The cinematography is very well done and Mark Wahlberg adds loads of credibility as the hero at the center of the tale, but the dialogue is absolutely horrible. Co-star Stanley Tucci seems to be in on the joke as the big billionaire CEO trying to create his own army of robots until he realizes that..uh oh..innocent people may be killed. Tucci has a load of fun with dialogue that may as well be written by Bay’s son with a few crayons at daycare one day. Tucci, a wonderful character actor who gets to wear 5 piece rich looking suits for the duration of the film, gets it! I am in a shitty film so let’s laugh and have fun. He should have lent a fair measure of that sense of humor to Kelsey Grammar, who looks as stern and stiff as a piece of lumber playing an old government lion who doesn’t mind killing people if it makes him rich.
The rest of the cast is by the numbers with no punch. T.J. Miller shows up for a few scenes and adds some comedy. There is an Irish sounding dude named Jack Brayton who gets annoying after 5 lines of dialogue. Wahlberg’s daughter in the film is just your generic pretty blonde who can scream and look distressed very well. Titus Wellever has some fun as a bad guy who wears black, talks mean and has evil silver locks of hair to confirm his menace.
I grew up on the heroic and dynamite voicing of Optimus Prime by the gifted voice actor Peter Cullen. The first Bay/Transformers film was great for me because for the first time I saw my childhood heroes in live action kicking ass and taking names and Cullen’s voicing was superb. In this film, Cullen even seems tired and detached, making for a very different Prime. If you know the cartoons and what this leader stands for, this film will make you feel uneasy. Prime has always deemed hurting humans to not be an option, but due to some hardship he now says I am going to kill that guy when I find him at one point in the film.
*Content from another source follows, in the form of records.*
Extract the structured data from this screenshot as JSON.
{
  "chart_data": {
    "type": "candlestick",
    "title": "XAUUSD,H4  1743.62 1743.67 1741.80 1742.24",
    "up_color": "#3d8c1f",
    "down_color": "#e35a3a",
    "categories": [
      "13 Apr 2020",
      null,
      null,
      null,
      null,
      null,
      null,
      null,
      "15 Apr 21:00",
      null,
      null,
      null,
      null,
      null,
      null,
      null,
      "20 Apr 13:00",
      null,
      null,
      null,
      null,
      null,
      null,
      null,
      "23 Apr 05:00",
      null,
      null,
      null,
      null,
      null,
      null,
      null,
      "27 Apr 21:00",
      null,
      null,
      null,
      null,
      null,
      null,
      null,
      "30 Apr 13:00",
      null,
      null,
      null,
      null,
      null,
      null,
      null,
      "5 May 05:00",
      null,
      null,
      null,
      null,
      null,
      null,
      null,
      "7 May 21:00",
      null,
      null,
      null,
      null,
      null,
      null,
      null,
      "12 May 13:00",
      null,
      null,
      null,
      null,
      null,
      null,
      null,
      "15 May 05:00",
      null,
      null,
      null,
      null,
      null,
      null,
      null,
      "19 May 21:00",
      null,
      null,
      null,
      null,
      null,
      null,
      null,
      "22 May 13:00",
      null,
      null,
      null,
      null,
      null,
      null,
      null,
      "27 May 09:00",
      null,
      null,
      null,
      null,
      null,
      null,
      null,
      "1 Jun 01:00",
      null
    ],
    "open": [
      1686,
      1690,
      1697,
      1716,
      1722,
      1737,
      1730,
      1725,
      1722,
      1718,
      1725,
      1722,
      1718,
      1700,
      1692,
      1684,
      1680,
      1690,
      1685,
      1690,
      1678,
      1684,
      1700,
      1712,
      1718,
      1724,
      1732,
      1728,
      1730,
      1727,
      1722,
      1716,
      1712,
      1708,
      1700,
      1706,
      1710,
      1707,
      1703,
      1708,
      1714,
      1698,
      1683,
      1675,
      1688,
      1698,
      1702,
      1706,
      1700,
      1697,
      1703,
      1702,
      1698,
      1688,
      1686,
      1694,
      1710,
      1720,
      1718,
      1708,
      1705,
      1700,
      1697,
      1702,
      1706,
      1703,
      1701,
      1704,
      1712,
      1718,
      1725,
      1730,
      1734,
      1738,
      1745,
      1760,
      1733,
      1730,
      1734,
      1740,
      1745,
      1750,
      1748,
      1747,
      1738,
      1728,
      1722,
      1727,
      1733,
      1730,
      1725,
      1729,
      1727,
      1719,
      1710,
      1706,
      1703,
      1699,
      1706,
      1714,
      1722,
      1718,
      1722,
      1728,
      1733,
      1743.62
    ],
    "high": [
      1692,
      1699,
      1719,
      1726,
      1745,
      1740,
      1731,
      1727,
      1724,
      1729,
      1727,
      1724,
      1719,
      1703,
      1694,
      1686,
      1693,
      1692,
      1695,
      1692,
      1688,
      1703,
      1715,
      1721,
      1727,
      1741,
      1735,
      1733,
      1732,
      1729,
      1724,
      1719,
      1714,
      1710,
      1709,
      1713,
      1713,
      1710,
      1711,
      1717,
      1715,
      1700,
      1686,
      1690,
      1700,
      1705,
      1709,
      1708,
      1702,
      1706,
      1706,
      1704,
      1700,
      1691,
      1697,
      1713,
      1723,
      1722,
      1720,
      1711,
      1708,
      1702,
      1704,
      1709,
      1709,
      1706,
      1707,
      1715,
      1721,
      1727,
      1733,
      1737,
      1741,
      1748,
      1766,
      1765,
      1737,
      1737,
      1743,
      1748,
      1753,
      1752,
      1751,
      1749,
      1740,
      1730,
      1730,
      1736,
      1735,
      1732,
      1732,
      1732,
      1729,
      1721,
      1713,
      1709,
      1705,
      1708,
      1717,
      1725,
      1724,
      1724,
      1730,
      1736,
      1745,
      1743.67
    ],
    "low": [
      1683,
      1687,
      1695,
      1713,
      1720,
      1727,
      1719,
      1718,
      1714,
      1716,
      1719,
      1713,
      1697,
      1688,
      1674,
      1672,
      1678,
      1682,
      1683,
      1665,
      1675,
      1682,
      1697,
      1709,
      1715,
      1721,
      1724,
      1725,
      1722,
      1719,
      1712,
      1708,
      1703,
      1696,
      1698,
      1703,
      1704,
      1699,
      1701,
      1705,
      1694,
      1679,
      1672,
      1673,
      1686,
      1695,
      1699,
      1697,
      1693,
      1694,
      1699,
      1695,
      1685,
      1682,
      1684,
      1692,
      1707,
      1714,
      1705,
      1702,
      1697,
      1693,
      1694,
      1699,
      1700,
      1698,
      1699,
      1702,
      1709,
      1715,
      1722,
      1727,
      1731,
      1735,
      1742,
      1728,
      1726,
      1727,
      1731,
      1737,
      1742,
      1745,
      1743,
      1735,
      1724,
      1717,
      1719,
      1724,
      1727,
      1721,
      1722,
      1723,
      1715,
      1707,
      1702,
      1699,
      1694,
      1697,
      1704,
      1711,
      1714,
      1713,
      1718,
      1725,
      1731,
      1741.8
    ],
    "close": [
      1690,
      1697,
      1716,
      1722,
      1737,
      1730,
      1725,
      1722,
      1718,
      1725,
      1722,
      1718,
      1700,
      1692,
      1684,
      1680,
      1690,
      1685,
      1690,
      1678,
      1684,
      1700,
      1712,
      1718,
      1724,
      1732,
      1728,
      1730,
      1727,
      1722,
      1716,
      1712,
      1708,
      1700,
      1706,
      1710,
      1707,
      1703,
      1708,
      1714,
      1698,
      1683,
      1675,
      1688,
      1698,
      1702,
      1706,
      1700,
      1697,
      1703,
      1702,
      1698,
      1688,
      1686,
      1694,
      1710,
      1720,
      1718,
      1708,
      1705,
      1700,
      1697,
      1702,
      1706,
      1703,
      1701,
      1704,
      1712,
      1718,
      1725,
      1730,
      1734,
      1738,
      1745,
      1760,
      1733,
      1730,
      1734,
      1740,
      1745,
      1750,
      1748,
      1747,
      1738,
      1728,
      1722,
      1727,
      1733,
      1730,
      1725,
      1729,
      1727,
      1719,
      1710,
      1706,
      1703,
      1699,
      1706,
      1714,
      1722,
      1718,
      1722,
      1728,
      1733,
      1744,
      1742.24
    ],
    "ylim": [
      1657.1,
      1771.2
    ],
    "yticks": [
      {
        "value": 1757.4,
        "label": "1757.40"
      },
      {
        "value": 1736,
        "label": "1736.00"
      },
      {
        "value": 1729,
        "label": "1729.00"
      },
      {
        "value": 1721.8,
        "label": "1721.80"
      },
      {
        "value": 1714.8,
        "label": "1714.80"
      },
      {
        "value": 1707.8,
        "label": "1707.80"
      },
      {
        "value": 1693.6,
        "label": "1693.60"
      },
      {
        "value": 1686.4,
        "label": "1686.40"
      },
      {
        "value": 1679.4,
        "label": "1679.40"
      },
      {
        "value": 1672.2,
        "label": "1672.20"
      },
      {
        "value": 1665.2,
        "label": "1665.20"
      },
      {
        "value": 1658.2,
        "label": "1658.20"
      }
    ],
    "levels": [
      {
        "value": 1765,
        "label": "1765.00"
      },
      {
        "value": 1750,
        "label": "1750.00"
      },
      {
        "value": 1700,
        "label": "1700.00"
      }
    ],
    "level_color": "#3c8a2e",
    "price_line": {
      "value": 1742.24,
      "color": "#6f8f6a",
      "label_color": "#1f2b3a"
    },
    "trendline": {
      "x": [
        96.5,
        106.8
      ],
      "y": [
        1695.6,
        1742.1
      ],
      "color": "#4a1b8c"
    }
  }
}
This is a bleak Optimus Prime and it didn’t sit right.
Megatron sort of shows up, but it’s an add on and tacky and so fleeting that it never adds any punch to the legendary duel with Prime. Robot dinosaurs show up. John Goodman voices a hillbilly shotgun toting robot and Ken Watanabe is a Samurai robot. Mark Ryan’s villainous Lockdown makes for some fine moments but overall doesn’t leave a mark.
Consider this. The best scene of the film came when two humans fought each other and for a robot film, that just isn’t right or noteworthy. There is a difference between tongue in cheek fun and overblown action. Bay simply can’t find it.
The story is extremely clunky even for a Transformers film. It’s ridiculous beyond ridiculous and gave me a headache. The special effects are excellent but that isn’t enough. Optimus riding a dinosaur through a city with a sword in his hand was supposed to be awesome and when it finally arrives, I had to check my watch first. One can only see Bumblebee(the Camaro clad hero robot) jump from one building and save our human heroes so many times before it gets repetitive. That’s the main problem with Bay’s films. They are simply too damn long to admire or like. In the end, it’s just too much.
Four films. Around 9 hours of screen time. Still, Michael Bay just doesn’t get it. You don’t have to blow everything up or shove a boring speech about honor and pride into every other scene to make a good Transformers film. A quiet moment between Wahlberg and Prime about legacy doesn’t produce much when it’s sandwiched inside 41 similar action sequences.
I used to think finding a different writer and director would help Transformers and the viewing public. Now, I am happy to report that The Age of Extinction for these robots may be the best thing.
I will advise you to skip this movie and instead sit down and watch the original cartoon with the kids. That is time well spent.